Vietnam has formed a special team of experts, including four Russian scientists, to help preserve the embalmed body of the Communist-ruled state’s founding leader, Ho Chi Minh, according to a written copy of the official decision seen by Reuters.

The special council has been created to assess the condition of Ho’s ageing corpse – first embalmed nearly 50 years ago – and will start work next month.

“The council is tasked with proposing plans and scientific measures to preserve and protect the absolute safety of Chairman Ho Chi Minh’s body for the long term,” the decision said.

Several countries across the world, including China, North Korea and Vietnam, have embalmed their founding leaders thanks to help from the Soviet Union’s “Lenin Lab”, which put the embalmed body of Vladimir Lenin on display in Moscow shortly after his death in 1924.

The bodies require regular and expensive upkeep and occasional re-embalming.
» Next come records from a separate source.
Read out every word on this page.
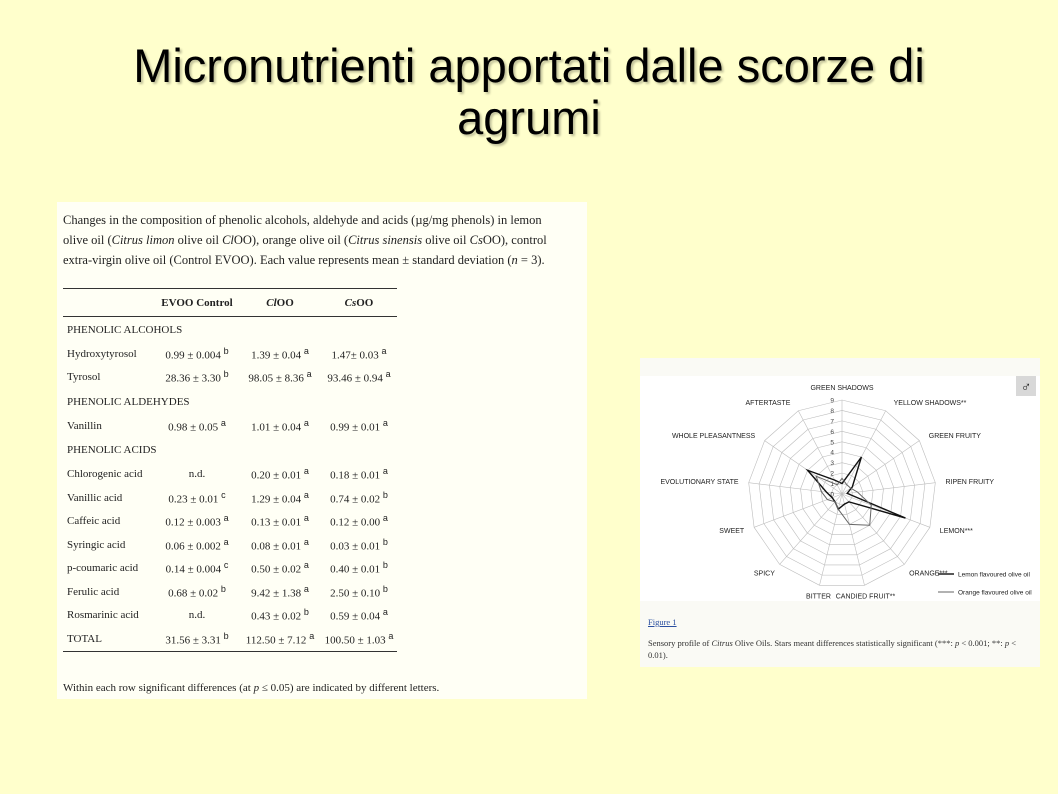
Micronutrienti apportati dalle scorze di
agrumi
Changes in the composition of phenolic alcohols, aldehyde and acids (µg/mg phenols) in lemon
olive oil (Citrus limon olive oil ClOO), orange olive oil (Citrus sinensis olive oil CsOO), control
extra-virgin olive oil (Control EVOO). Each value represents mean ± standard deviation (n = 3).
	EVOO Control	ClOO	CsOO
PHENOLIC ALCOHOLS			
Hydroxytyrosol	0.99 ± 0.004 $^b$	1.39 ± 0.04 $^a$	1.47± 0.03 $^a$
Tyrosol	28.36 ± 3.30 $^b$	98.05 ± 8.36 $^a$	93.46 ± 0.94 $^a$
PHENOLIC ALDEHYDES			
Vanillin	0.98 ± 0.05 $^a$	1.01 ± 0.04 $^a$	0.99 ± 0.01 $^a$
PHENOLIC ACIDS			
Chlorogenic acid	n.d.	0.20 ± 0.01 $^a$	0.18 ± 0.01 $^a$
Vanillic acid	0.23 ± 0.01 $^c$	1.29 ± 0.04 $^a$	0.74 ± 0.02 $^b$
Caffeic acid	0.12 ± 0.003 $^a$	0.13 ± 0.01 $^a$	0.12 ± 0.00 $^a$
Syringic acid	0.06 ± 0.002 $^a$	0.08 ± 0.01 $^a$	0.03 ± 0.01 $^b$
p-coumaric acid	0.14 ± 0.004 $^c$	0.50 ± 0.02 $^a$	0.40 ± 0.01 $^b$
Ferulic acid	0.68 ± 0.02 $^b$	9.42 ± 1.38 $^a$	2.50 ± 0.10 $^b$
Rosmarinic acid	n.d.	0.43 ± 0.02 $^b$	0.59 ± 0.04 $^a$
TOTAL	31.56 ± 3.31 $^b$	112.50 ± 7.12 $^a$	100.50 ± 1.03 $^a$
Within each row significant differences (at p ≤ 0.05) are indicated by different letters.
0
1
2
3
4
5
6
7
8
9
GREEN SHADOWS
YELLOW SHADOWS**
GREEN FRUITY
RIPEN FRUITY
LEMON***
ORANGE***
CANDIED FRUIT**
BITTER
SPICY
SWEET
EVOLUTIONARY STATE
WHOLE PLEASANTNESS
AFTERTASTE
Lemon flavoured olive oil
Orange flavoured olive oil
♂
Figure 1
Sensory profile of Citrus Olive Oils. Stars meant differences statistically significant (***: p < 0.001; **: p <
0.01).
The official decision did not elaborate on the condition of Ho’s body.

The late leader, affectionately known as “Uncle Ho” in Vietnam, is preserved in a large Soviet-built mausoleum in the capital, Hanoi, where he is displayed within a glass coffin in the dark interior.

The site attracts thousands of visitors a year.
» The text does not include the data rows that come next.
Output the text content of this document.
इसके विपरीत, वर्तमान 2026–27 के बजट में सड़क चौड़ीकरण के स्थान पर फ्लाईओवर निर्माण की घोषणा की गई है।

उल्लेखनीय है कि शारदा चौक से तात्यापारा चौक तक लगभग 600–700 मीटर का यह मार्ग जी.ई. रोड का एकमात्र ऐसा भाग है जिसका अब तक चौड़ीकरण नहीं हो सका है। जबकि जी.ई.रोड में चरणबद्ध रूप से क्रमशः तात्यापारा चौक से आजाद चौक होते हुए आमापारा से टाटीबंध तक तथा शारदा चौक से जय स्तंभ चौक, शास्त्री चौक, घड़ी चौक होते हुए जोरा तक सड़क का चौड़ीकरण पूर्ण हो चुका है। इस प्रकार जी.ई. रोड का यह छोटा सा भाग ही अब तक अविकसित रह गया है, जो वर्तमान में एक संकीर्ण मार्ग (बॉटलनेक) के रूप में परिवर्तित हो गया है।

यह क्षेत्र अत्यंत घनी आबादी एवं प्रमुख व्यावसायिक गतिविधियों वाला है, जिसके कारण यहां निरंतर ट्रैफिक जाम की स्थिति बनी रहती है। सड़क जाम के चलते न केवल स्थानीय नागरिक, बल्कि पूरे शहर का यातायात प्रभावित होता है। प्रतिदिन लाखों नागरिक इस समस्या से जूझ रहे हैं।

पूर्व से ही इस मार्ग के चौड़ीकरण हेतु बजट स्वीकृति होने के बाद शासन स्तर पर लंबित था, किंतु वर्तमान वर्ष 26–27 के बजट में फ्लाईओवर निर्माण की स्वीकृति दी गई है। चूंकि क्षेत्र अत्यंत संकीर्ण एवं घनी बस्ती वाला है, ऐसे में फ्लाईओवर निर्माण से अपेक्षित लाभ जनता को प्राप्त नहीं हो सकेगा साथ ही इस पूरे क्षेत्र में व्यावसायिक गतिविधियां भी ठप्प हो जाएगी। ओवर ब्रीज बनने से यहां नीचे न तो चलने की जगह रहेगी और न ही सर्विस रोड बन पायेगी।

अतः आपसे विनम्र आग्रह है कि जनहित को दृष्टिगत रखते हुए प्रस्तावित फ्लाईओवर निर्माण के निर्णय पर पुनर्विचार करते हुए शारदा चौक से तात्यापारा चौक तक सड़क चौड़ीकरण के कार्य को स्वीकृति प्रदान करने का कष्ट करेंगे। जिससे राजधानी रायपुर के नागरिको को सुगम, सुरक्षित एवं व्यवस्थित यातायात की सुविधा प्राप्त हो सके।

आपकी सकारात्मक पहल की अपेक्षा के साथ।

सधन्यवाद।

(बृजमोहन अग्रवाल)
North Korean leader Kim Jong Un placed a wreath outside the mausoleum in March after the conclusion of his shortened summit with U.S. President Donald Trump.

Ho died in September 1969.

When the Soviet Union collapsed in 1991, Russia started to charge Vietnam for its supply of a unique chemical mixture required to embalm Ho, according to the mausoleum’s website.In 2003, Vietnam asked Russia to move the production of the chemical cocktail to the Southeast Asian country and dispatched scientists to Moscow to learn the secrets of the Lenin Lab.

“In the early days, Russian experts produced the chemicals secretly, without letting us know,” Cao Dinh Kiem, an official at the museum, told state media in April.

“When they finished, Vietnamese workers were assigned to clean up the site, and we got the chance to study the gauze and fluids that remained.”

Vietnamese scientists have now mastered the art of mummification, but Russian scientists are still regularly called on to help with the annual maintenance of the body.